Aschaffenburg – Kaufhaus-Erpresser Dagobert und die Geldtransporter-Räuber vom Berliner Alexanderplatz dürften neidisch auf Geldzählerin Mira O. (54) blicken: Sie raffte am 10. März 2018 im Tresorraum der IWS Werkschutz in Aschaffenburg knapp drei Millionen Euro zusammen und spazierte damit ungehindert nach Hause. Von der Beute fehlt bis heute jede Spur – doch die diebische Werkschützerin muss sich seit Montag vorm Landgericht Aschaffenburg verantworten.
„Es wurmte mich, dass ich immer so ausgenutzt werde“, sagte die gelernte Konditorin und berichtete detailreich von Mobbing im Betrieb, ihrem Pflichtbewusstsein und herausragenden Leistungen.
Die Geld-Pakete habe sie dann in ihren knallgelben Adidas-Rucksack gepackt und sei am Wachpersonal vorbei nach draußen gegangen: „Da ist nie eine Kontrolle gewesen“, sagte Mira O. vor Gericht.

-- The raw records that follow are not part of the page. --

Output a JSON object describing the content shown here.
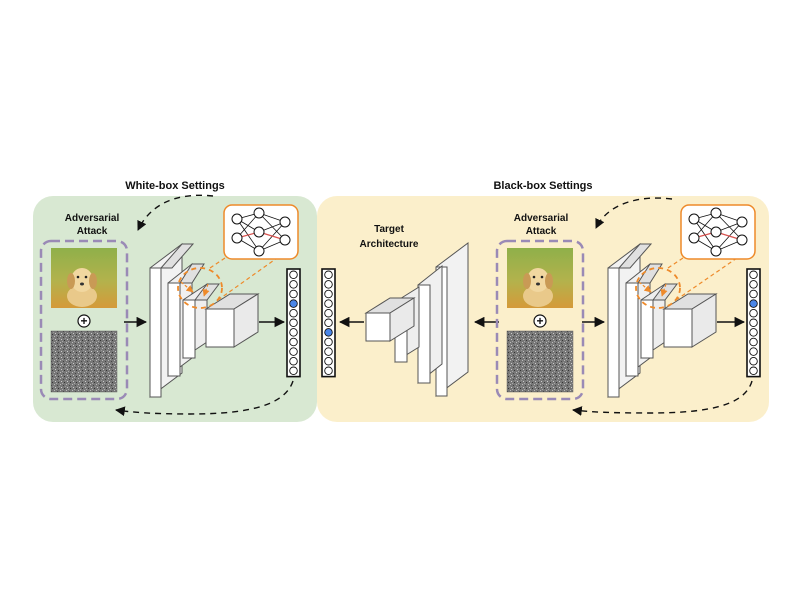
{
  "white_box": {
    "title": "White-box Settings",
    "attack_label_line1": "Adversarial",
    "attack_label_line2": "Attack",
    "plus_symbol": "+"
  },
  "black_box": {
    "title": "Black-box Settings",
    "attack_label_line1": "Adversarial",
    "attack_label_line2": "Attack",
    "target_label_line1": "Target",
    "target_label_line2": "Architecture",
    "plus_symbol": "+"
  },
  "colors": {
    "white_box_bg": "#d8e8d2",
    "black_box_bg": "#fbefcb",
    "dashed_box": "#9a8ab6",
    "highlight_orange": "#ee8a2a",
    "highlight_neuron": "#4a86e8",
    "network_edge_red": "#d9534f"
  },
  "output_vector": {
    "cells": 11,
    "highlight_index_white": 3,
    "highlight_index_black": 3,
    "highlight_index_target": 6
  }
}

Schon im Auto sei ihr klar geworden, dass sie „einen Riesenbockmist“ gebaut hatte: „Ich irrte herum, bin gefahren, gelaufen … Morgens ging ich zur Polizei und sagte dem Beamten, dass ich meinem Arbeitgeber Geld entwendet habe.“
Doch der Diensthabende im 18. Frankfurter Polizeirevier schickte sie wieder heim. „Der Kollege vernahm sie nicht, hat nur einen internen Vermerk geschrieben“, sagte Kriminalhauptkommissar Michael S. (32). „Er riet ihr, sich einen Rechtsbeistand zu suchen.“
Danach überschlugen sich die Ereignisse: Am Montag stellten die IWS-Kollegen enorme Fehlbestände bei den „Poolgeldern“ fest, die bei der Bundesbank eingezahlt werden sollten. Videoaufzeichnungen zeigten, wie Mira O. während ihrer Frühschicht bis zu 30 Geldpakete mit 200-er und 500-er Scheinen einpackte. Zur gleichen Zeit will die Beschuldigte durchs Frankfurter Gerichtsviertel geirrt und vergeblich einen Anwalt gesucht haben.

Während die Fahndung anlief, schnüffelten Barmittel-Spürhunde in der Frankfurter Wohnung von Mira O. Ermittler S.: „Wir fanden nichts. Am Dienstag trafen wir Frau O. an und nahmen sie fest. Sie sagte, sie sei in einem psychischem Ausnahmezustand und könne nicht sagen, wo das Geld sei.“ Eine Vernehmung unter Hypnose lehnte sie ab.
Daraufhin wurden sämtliche Mietwagen-Firmen in Deutschland auf verdächtige Anmietungen überprüft, Mantrailer-Hunde liefen die Wege rund um die IWS-Zentrale am Main ab, die Staatsanwaltschaft fahndete öffentlich nach dem Verbleib des gelben Rucksackes. Alles vergeblich!

Dafür fiel den Ermittlern auf, dass gegen Mira O. und ihren Ehemann schon 2014 ein Geldwäsche-Verdacht bestand. Der als Autohändler im Kosovo tätige Gatte hatte eine halbe Million Euro in bar von einem Hausverkauf seiner Frau abgehoben, wollte aber nicht sagen, wofür er das Geld brauchte. Zwei seiner Fahrzeuge (Mercedes E 250 und VW Touareg) waren in der Schweiz und im Kosovo und damit für die Ermittler unerreichbar.
Der Prozess offenbart auch gravierende Sicherheitsmängel bei dem Werkschutz-Unternehmen. Obwohl fürs Öffnen der Tresortür vier Augen vorgeschrieben waren, stand das Gitter nicht nur zum Tatzeitpunkt offen. Die Überwachungskameras wurden nicht live geprüft. Und Mira O. durfte ihre Taschen mit an den Arbeitsplatz nehmen: „Weil man mir keinen Spind zuwies“, klagte sie.
Weil eine Ärztin ihr tatsächlich eine „retrograde Amnesie“ bescheinigte, hofft Mira O. auf mildernde Umstände beim Urteil. Ihr drohen bis zu zehn Jahre Haft. Urteil am Freitag.